Incident response plans involve stakeholders across an organization, including IT, security, legal, finance, operational units, human resources, and procurement. The individuals should be identified and their roles and responsibilities defined in advance. Communication with and coordination among stakeholders is an important aspect of an incident response plan. This includes the identification of who within an organization should be responsible for communicating with employees, customers, and other key groups (e.g., investors). It would also include plans for appropriate external communications, such as with first responders, forensic investigation experts, Computer Emergency Response Teams (CERTs), Information Sharing and Analysis Centers (ISACs), regulators, communications providers, and outside counsel.
If litigation is anticipated, adequate documentation and evidentiary procedures for incident response is very important.

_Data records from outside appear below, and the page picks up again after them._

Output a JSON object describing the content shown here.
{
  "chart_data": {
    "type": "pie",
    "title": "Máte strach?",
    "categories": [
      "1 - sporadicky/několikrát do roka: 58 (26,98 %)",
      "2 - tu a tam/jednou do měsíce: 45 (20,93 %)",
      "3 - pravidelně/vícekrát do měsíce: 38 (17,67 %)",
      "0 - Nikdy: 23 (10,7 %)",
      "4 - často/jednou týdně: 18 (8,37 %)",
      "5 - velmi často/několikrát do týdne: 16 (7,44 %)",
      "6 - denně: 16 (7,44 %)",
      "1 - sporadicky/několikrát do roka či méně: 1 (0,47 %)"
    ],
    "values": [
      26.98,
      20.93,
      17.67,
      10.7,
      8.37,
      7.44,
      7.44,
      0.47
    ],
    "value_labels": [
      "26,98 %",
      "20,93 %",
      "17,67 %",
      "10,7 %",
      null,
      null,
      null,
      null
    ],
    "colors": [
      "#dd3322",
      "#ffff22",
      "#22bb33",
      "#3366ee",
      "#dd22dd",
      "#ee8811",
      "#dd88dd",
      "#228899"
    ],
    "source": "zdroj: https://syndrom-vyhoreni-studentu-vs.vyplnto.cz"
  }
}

This advance planning can help to ensure that valuable tracking and tracing data and evidence of what happened within a system are preserved and secured and chain of custody is documented.
A business continuity/disaster recovery plan is the other critical cyber response plan for a cybersecurity program. Although commonly considered together as BC/DR, there are separate processes for business continuity and disaster recovery. A cybersecurity incident that is initially handled under an incident response plan may cause a business interruption that requires implementation of business continuity procedures. Thus, each plan should be drafted and tested for such circumstances to ensure a smooth and efficient response and continuity of operations.
Hackers and foreign governments have demonstrated the will, the knowledge, the capacity, and the resources to successfully penetrate information systems and steal the most sensitive information held by private sector and government organizations. The threat is imminent and immediate action is required to assess the risks and implement appropriate security controls.